Photo of attendees attending Dreamforce 2024, walking under a rainbow-colored arch.
AI-generated graphic of Salesforce building and San Francisco skyline.
AI-generated image of Salesforce building and San Francisco skyline. Credit: Shutterstock.

There’s been a great deal of effort expended on writing off San Francisco, that jewel box of a city that is so iconic both as a tourism destination and being the leverage point that has driven monumental change on a global scale.

Disparage as they do, San Francisco and the East Bay seem poised, through fits and starts, to reclaim their status as darling destinations and innovation laboratories for the world, given their inevitable comeback.

[Related: Will AI Save San Francisco From the 'Doom Loop?']

A case in point on the conventions and technology side is Salesforce’s Dreamforce, held September 17-19 at San Francisco’s Moscone Center with more than 45,000 in-person attendees.

Started in 2003 as a 1,000-attendee-strong event at the Westin St. Francis hotel in downtown San Francisco, Dreamforce may serve as a barometer of the city’s conventions appeal. As Dreamforce goes, so goes San Francisco? 

Although Salesforce CEO Mark Benioff again decided to locate in San Francisco, it was generally assumed the success or failure of the 2024 show would be highly determinative in whether it moves on to other pastures.

In good news for both San Francisco and Dreamforce, immediately after the event, Salesforce re-upped with the city to located Dreamforce there for the next three years.

"We’re going to be here for three more years as long as it remains safe and secure and trusted. We’re going to keep coming back," Benioff said in an interview with local TV station KTVU

"This is the home of all of the greatest computer scientists and breakthroughs that are happening," he added in the interview shortly before Dreamforce commenced. "You know we have a great city. The city's never looked better, and I couldn't be happier."

[Related: Artificial Intelligence Strides in California Hospitality Industry]

Photo of Dreamforce 2024 in front of San Francisco's Moscone Center.
Dreamforce 2024, San Francisco's Moscone Center.

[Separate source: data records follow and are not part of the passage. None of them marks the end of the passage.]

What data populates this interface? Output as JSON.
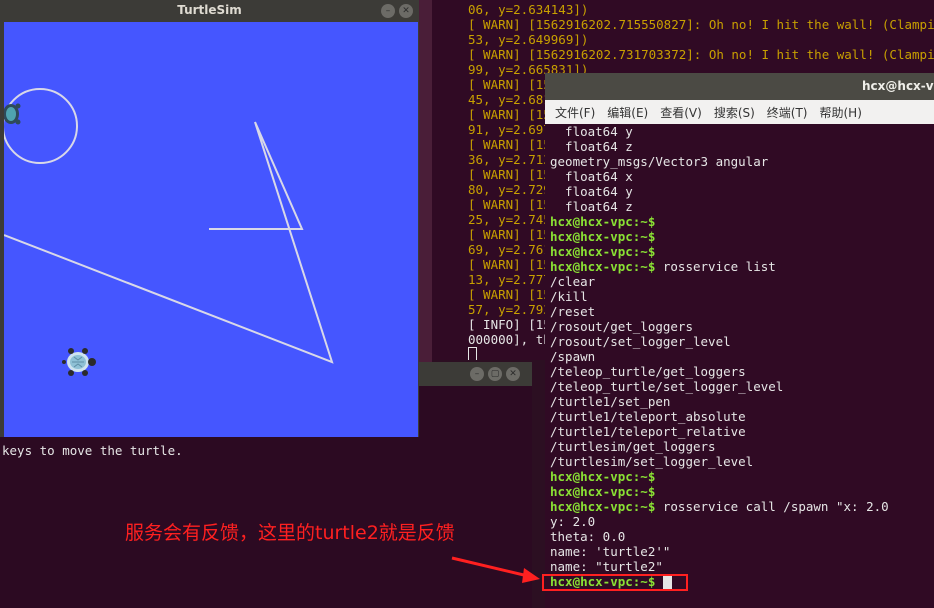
{
  "turtlesim": {
    "title": "TurtleSim",
    "min_label": "–",
    "close_label": "✕"
  },
  "warn_terminal": {
    "lines": [
      {
        "text": "06, y=2.634143])",
        "kind": "warn"
      },
      {
        "text": "[ WARN] [1562916202.715550827]: Oh no! I hit the wall! (Clampin",
        "kind": "warn"
      },
      {
        "text": "53, y=2.649969])",
        "kind": "warn"
      },
      {
        "text": "[ WARN] [1562916202.731703372]: Oh no! I hit the wall! (Clampin",
        "kind": "warn"
      },
      {
        "text": "99, y=2.665831])",
        "kind": "warn"
      },
      {
        "text": "[ WARN] [15",
        "kind": "warn"
      },
      {
        "text": "45, y=2.681",
        "kind": "warn"
      },
      {
        "text": "[ WARN] [15",
        "kind": "warn"
      },
      {
        "text": "91, y=2.697",
        "kind": "warn"
      },
      {
        "text": "[ WARN] [15",
        "kind": "warn"
      },
      {
        "text": "36, y=2.713",
        "kind": "warn"
      },
      {
        "text": "[ WARN] [15",
        "kind": "warn"
      },
      {
        "text": "80, y=2.729",
        "kind": "warn"
      },
      {
        "text": "[ WARN] [15",
        "kind": "warn"
      },
      {
        "text": "25, y=2.745",
        "kind": "warn"
      },
      {
        "text": "[ WARN] [15",
        "kind": "warn"
      },
      {
        "text": "69, y=2.761",
        "kind": "warn"
      },
      {
        "text": "[ WARN] [15",
        "kind": "warn"
      },
      {
        "text": "13, y=2.777",
        "kind": "warn"
      },
      {
        "text": "[ WARN] [15",
        "kind": "warn"
      },
      {
        "text": "57, y=2.793",
        "kind": "warn"
      },
      {
        "text": "[ INFO] [15",
        "kind": "info"
      },
      {
        "text": "000000], th",
        "kind": "info"
      }
    ]
  },
  "teleop_terminal": {
    "min_label": "–",
    "max_label": "▢",
    "close_label": "✕",
    "lines": [
      "-------------------",
      "keys to move the turtle."
    ]
  },
  "main_terminal": {
    "title": "hcx@hcx-vpc",
    "menu": [
      "文件(F)",
      "编辑(E)",
      "查看(V)",
      "搜索(S)",
      "终端(T)",
      "帮助(H)"
    ],
    "prompt": "hcx@hcx-vpc:~$",
    "lines": [
      {
        "p": "",
        "t": "  float64 y"
      },
      {
        "p": "",
        "t": "  float64 z"
      },
      {
        "p": "",
        "t": "geometry_msgs/Vector3 angular"
      },
      {
        "p": "",
        "t": "  float64 x"
      },
      {
        "p": "",
        "t": "  float64 y"
      },
      {
        "p": "",
        "t": "  float64 z"
      },
      {
        "p": "",
        "t": ""
      },
      {
        "p": "hcx@hcx-vpc:~$",
        "t": ""
      },
      {
        "p": "hcx@hcx-vpc:~$",
        "t": ""
      },
      {
        "p": "hcx@hcx-vpc:~$",
        "t": ""
      },
      {
        "p": "hcx@hcx-vpc:~$",
        "t": " rosservice list"
      },
      {
        "p": "",
        "t": "/clear"
      },
      {
        "p": "",
        "t": "/kill"
      },
      {
        "p": "",
        "t": "/reset"
      },
      {
        "p": "",
        "t": "/rosout/get_loggers"
      },
      {
        "p": "",
        "t": "/rosout/set_logger_level"
      },
      {
        "p": "",
        "t": "/spawn"
      },
      {
        "p": "",
        "t": "/teleop_turtle/get_loggers"
      },
      {
        "p": "",
        "t": "/teleop_turtle/set_logger_level"
      },
      {
        "p": "",
        "t": "/turtle1/set_pen"
      },
      {
        "p": "",
        "t": "/turtle1/teleport_absolute"
      },
      {
        "p": "",
        "t": "/turtle1/teleport_relative"
      },
      {
        "p": "",
        "t": "/turtlesim/get_loggers"
      },
      {
        "p": "",
        "t": "/turtlesim/set_logger_level"
      },
      {
        "p": "hcx@hcx-vpc:~$",
        "t": ""
      },
      {
        "p": "hcx@hcx-vpc:~$",
        "t": ""
      },
      {
        "p": "hcx@hcx-vpc:~$",
        "t": " rosservice call /spawn \"x: 2.0"
      },
      {
        "p": "",
        "t": "y: 2.0"
      },
      {
        "p": "",
        "t": "theta: 0.0"
      },
      {
        "p": "",
        "t": "name: 'turtle2'\""
      },
      {
        "p": "",
        "t": "name: \"turtle2\""
      },
      {
        "p": "hcx@hcx-vpc:~$",
        "t": " "
      }
    ]
  },
  "annotation": {
    "text": "服务会有反馈，这里的turtle2就是反馈",
    "color": "#ff2020"
  },
  "colors": {
    "canvas": "#4556ff",
    "terminal_bg": "#300a24",
    "prompt": "#8ae234",
    "warn": "#c8a000"
  }
}
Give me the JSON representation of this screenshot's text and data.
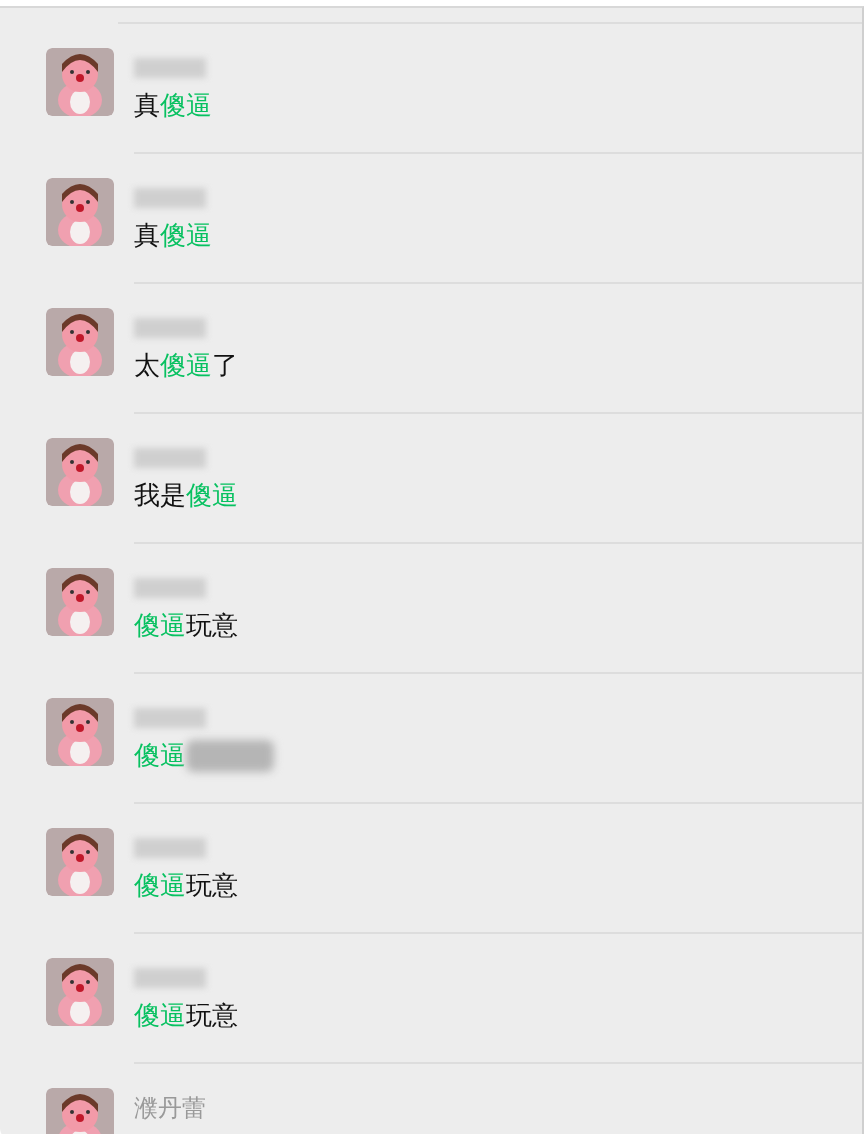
{
  "results": [
    {
      "message": [
        {
          "kind": "plain",
          "text": "真"
        },
        {
          "kind": "match",
          "text": "傻逼"
        }
      ]
    },
    {
      "message": [
        {
          "kind": "plain",
          "text": "真"
        },
        {
          "kind": "match",
          "text": "傻逼"
        }
      ]
    },
    {
      "message": [
        {
          "kind": "plain",
          "text": "太"
        },
        {
          "kind": "match",
          "text": "傻逼"
        },
        {
          "kind": "plain",
          "text": "了"
        }
      ]
    },
    {
      "message": [
        {
          "kind": "plain",
          "text": "我是"
        },
        {
          "kind": "match",
          "text": "傻逼"
        }
      ]
    },
    {
      "message": [
        {
          "kind": "match",
          "text": "傻逼"
        },
        {
          "kind": "plain",
          "text": "玩意"
        }
      ]
    },
    {
      "message": [
        {
          "kind": "match",
          "text": "傻逼"
        },
        {
          "kind": "blurred"
        }
      ]
    },
    {
      "message": [
        {
          "kind": "match",
          "text": "傻逼"
        },
        {
          "kind": "plain",
          "text": "玩意"
        }
      ]
    },
    {
      "message": [
        {
          "kind": "match",
          "text": "傻逼"
        },
        {
          "kind": "plain",
          "text": "玩意"
        }
      ]
    },
    {
      "name": "濮丹蕾"
    }
  ]
}
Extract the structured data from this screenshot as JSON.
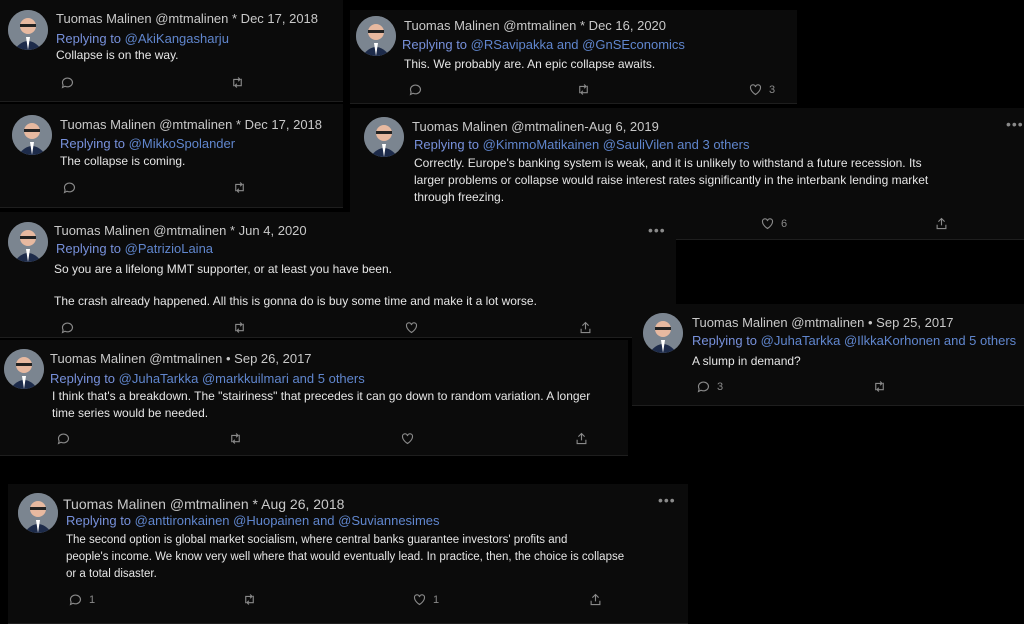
{
  "author": "Tuomas Malinen @mtmalinen",
  "tweets": [
    {
      "date": "* Dec 17, 2018",
      "replying": "Replying to",
      "to": "@AkiKangasharju",
      "text": [
        "Collapse is on the way."
      ],
      "likes": "",
      "replies": ""
    },
    {
      "date": "* Dec 16, 2020",
      "replying": "Replying to",
      "to": "@RSavipakka and @GnSEconomics",
      "text": [
        "This. We probably are. An epic collapse awaits."
      ],
      "likes": "3",
      "replies": ""
    },
    {
      "date": "* Dec 17, 2018",
      "replying": "Replying to",
      "to": "@MikkoSpolander",
      "text": [
        "The collapse is coming."
      ],
      "likes": "",
      "replies": ""
    },
    {
      "date": "-Aug 6, 2019",
      "replying": "Replying to",
      "to": "@KimmoMatikainen @SauliVilen and 3 others",
      "text": [
        "Correctly. Europe's banking system is weak, and it is unlikely to withstand a future recession. Its",
        "larger problems or collapse would raise interest rates significantly in the interbank lending market",
        "through freezing."
      ],
      "likes": "6",
      "replies": ""
    },
    {
      "date": "* Jun 4, 2020",
      "replying": "Replying to",
      "to": "@PatrizioLaina",
      "text": [
        "So you are a lifelong MMT supporter, or at least you have been.",
        "",
        "The crash already happened. All this is gonna do is buy some time and make it a lot worse."
      ],
      "likes": "",
      "replies": ""
    },
    {
      "date": "• Sep 25, 2017",
      "replying": "Replying to",
      "to": "@JuhaTarkka @IlkkaKorhonen and 5 others",
      "text": [
        "A slump in demand?"
      ],
      "likes": "",
      "replies": "3"
    },
    {
      "date": "• Sep 26, 2017",
      "replying": "Replying to",
      "to": "@JuhaTarkka @markkuilmari and 5 others",
      "text": [
        "I think that's a breakdown. The \"stairiness\" that precedes it can go down to random variation. A longer",
        "time series would be needed."
      ],
      "likes": "",
      "replies": ""
    },
    {
      "date": "* Aug 26, 2018",
      "replying": "Replying to",
      "to": "@anttironkainen @Huopainen and @Suviannesimes",
      "text": [
        "The second option is global market socialism, where central banks guarantee investors' profits and",
        "people's income. We know very well where that would eventually lead. In practice, then, the choice is collapse",
        "or a total disaster."
      ],
      "likes": "1",
      "replies": "1"
    }
  ],
  "more_label": "•••"
}
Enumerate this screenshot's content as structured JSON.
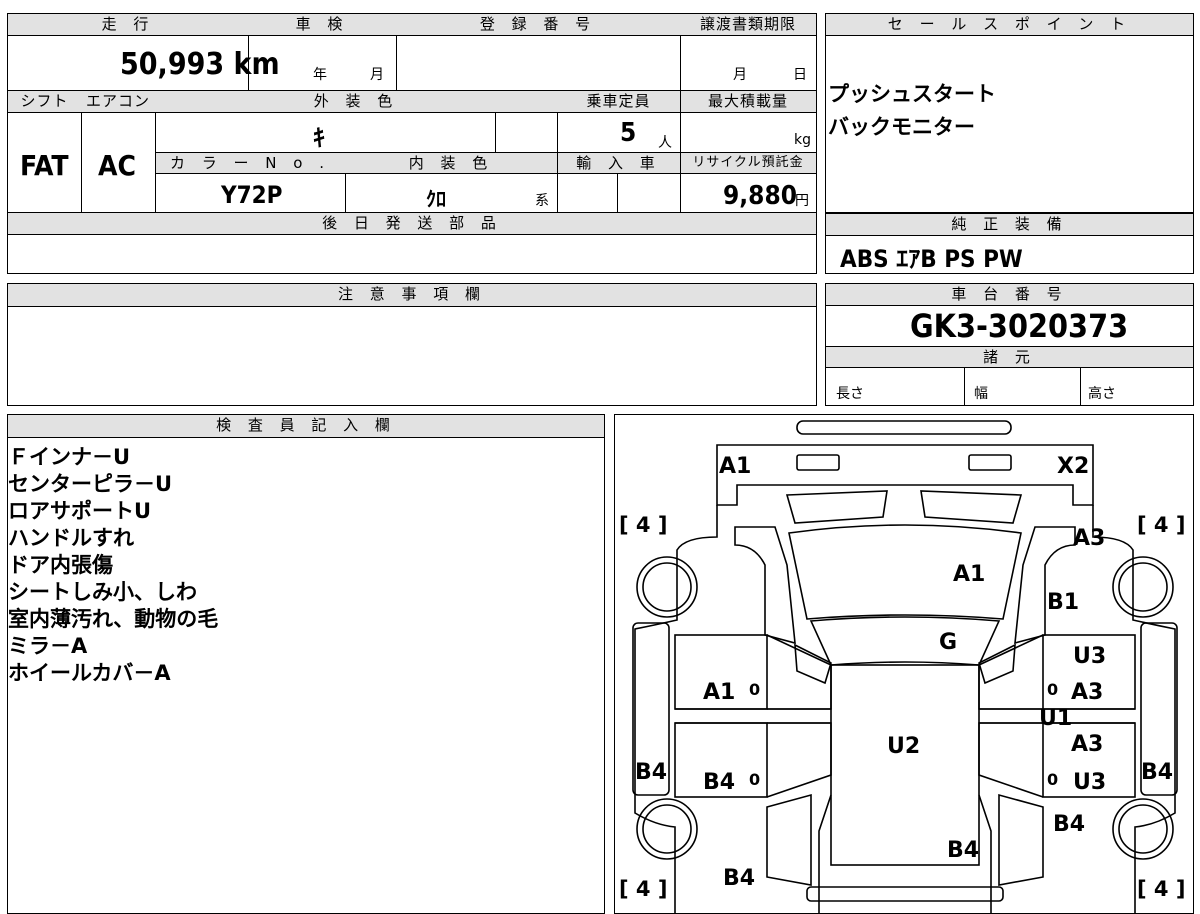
{
  "vehicle": {
    "headers": {
      "mileage": "走 行",
      "shaken": "車 検",
      "reg_no": "登 録 番 号",
      "transfer_deadline": "譲渡書類期限",
      "shift": "シフト",
      "aircon": "エアコン",
      "ext_color": "外 装 色",
      "capacity": "乗車定員",
      "max_load": "最大積載量",
      "color_no": "カ ラ ー N o .",
      "int_color": "内 装 色",
      "import": "輸 入 車",
      "recycle": "リサイクル預託金"
    },
    "mileage": "50,993 km",
    "shaken_year": "年",
    "shaken_month": "月",
    "deadline_month": "月",
    "deadline_day": "日",
    "shift": "FAT",
    "aircon": "AC",
    "ext_color": "ｷ",
    "capacity": "5",
    "capacity_unit": "人",
    "load_unit": "kg",
    "color_no": "Y72P",
    "int_color": "ｸﾛ",
    "int_color_suffix": "系",
    "recycle_fee": "9,880",
    "recycle_unit": "円"
  },
  "later_parts": {
    "title": "後 日 発 送 部 品"
  },
  "caution": {
    "title": "注 意 事 項 欄"
  },
  "sales_points": {
    "title": "セ ー ル ス ポ イ ン ト",
    "items": [
      "プッシュスタート",
      "バックモニター"
    ]
  },
  "equipment": {
    "title": "純 正 装 備",
    "value": "ABS ｴｱB PS PW"
  },
  "chassis": {
    "title": "車 台 番 号",
    "value": "GK3-3020373"
  },
  "specs": {
    "title": "諸 元",
    "length": "長さ",
    "width": "幅",
    "height": "高さ"
  },
  "inspector": {
    "title": "検 査 員 記 入 欄",
    "notes": [
      "Ｆインナ－U",
      "センターピラ－U",
      "ロアサポートU",
      "ハンドルすれ",
      "ドア内張傷",
      "シートしみ小、しわ",
      "室内薄汚れ、動物の毛",
      "ミラ－A",
      "ホイールカバ－A"
    ]
  },
  "diagram": {
    "tire_marks": [
      "[ 4 ]",
      "[ 4 ]",
      "[ 4 ]",
      "[ 4 ]"
    ],
    "labels": {
      "bumper_front_left": "A1",
      "bumper_front_right": "X2",
      "fender_right": "A3",
      "hood": "A1",
      "fender_right_lower": "B1",
      "windshield": "G",
      "door_right_front_top": "U3",
      "door_left_front": "A1",
      "door_right_front": "A3",
      "pillar_right": "U1",
      "roof": "U2",
      "door_right_rear_top": "A3",
      "door_left_rear": "B4",
      "door_right_rear": "U3",
      "rocker_left": "B4",
      "rocker_right": "B4",
      "quarter_right": "B4",
      "rear_center": "B4",
      "rear_left": "B4",
      "zero": "0"
    }
  }
}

Credit: Salesforce.

Riding the Wave

Although you may have heard otherwise, San Francisco is still hot, or at least warming back up, as the case may be. 

Driving through town on the major freeways, you’ll notice billboards beckoning to AI companies and their workers where five years ago they may have been calling out to the former cutting edge, such as Google, Airbnb, Uber and the like. 

AI is on the ascent and the established move on. It’s the tech world circle of life.

According to data from Crunchbase, a platform for intelligence on business trends, more than 50% of all global venture funding for AI-related startups went to companies headquartered in the Bay Area in 2023. The first quarter of that year, in fact, saw that percentage spike to 75% following the meteoric rise of San Francisco-based OpenAI unleashing ChatGPT on an unsuspecting world, garnering a $10 billion investment from Microsoft—the largest single funding deal ever for an AI company, according to Crunchbase.

According to statistics from PitchBook and the National Venture Capital Association, San Francisco start-ups raked in $6.4 billion in venture capital investment in the second quarter of 2024, with the greater San Francisco Bay Area pulling in more than a third of all venture capital invested in the U.S.

Further, according to the report, of the $37.4 billion in new capital raised nationally in the first half of 2024, $22.4 billion —60% —was pulled in by Bay Area companies, which would be the highest share of capital since 2014 if the trendlines hold.

While down from the halcyon pre-pandemic days, the upward trend is welcome news in a city and region that has been hit hard by the pandemic and exit of many established technology companies.

The world's startup capital, $430 billion in venture funding has flowed into San Francisco firms in the previous six years, according to PitchBook-NVCA Venture Monitor, more than double of the amount raised by the second-place city, New York.

The San Francisco Bay Area will always be where the revolution starts—such as startups innovating the latest technology wonders—before growing up and moving away to other places where lower labor costs and a less expensive cost of living allow companies to scale up manufacturing.

Photo of John Anderson and Anna Marie Presutti on stage at 2024 Visitor Impact Summit.
John Anderson, Interim Board Chair of San Francisco Travel (left) with new San Francisco Travel President & CEO Anna Marie Pressutti at 2024 Visitor Impact Summit. Credit: Tyler Davidson.

As AI ascends, its life sciences community continues to be a leader.

[Related: San Francisco Travel Names New CEO to Replace Beck]

A few new developments are currently making waves in San Francisco:

  • A 70,600-square-foot incubator facility in the Dogpatch neighborhood from MBC BioLabs, which has helped launch more than 300 companies working on cures for diseases such as cancer, heart disease, Alzheimer’s and Parkinson’s, that will provide workspace and equipment for biotech startups.
  • A new startup lab in one of the city’s newest enclaves, Mission Rock, which sits next to Oracle Park.
  • A new biomedical facility in Gladstone Institutes’ Mission Bay building that will offer nearly 200,000 square feet of space and house approximately 30 labs. The nonprofit biomed company also plans to add 100,000 square feet to its current Mission Bay footprint in order to house up to 15 more labs in a neighborhood that is home to over three dozen life sciences companies, including FibroGen, Nektar, Celgene, Bayer and Pfizer.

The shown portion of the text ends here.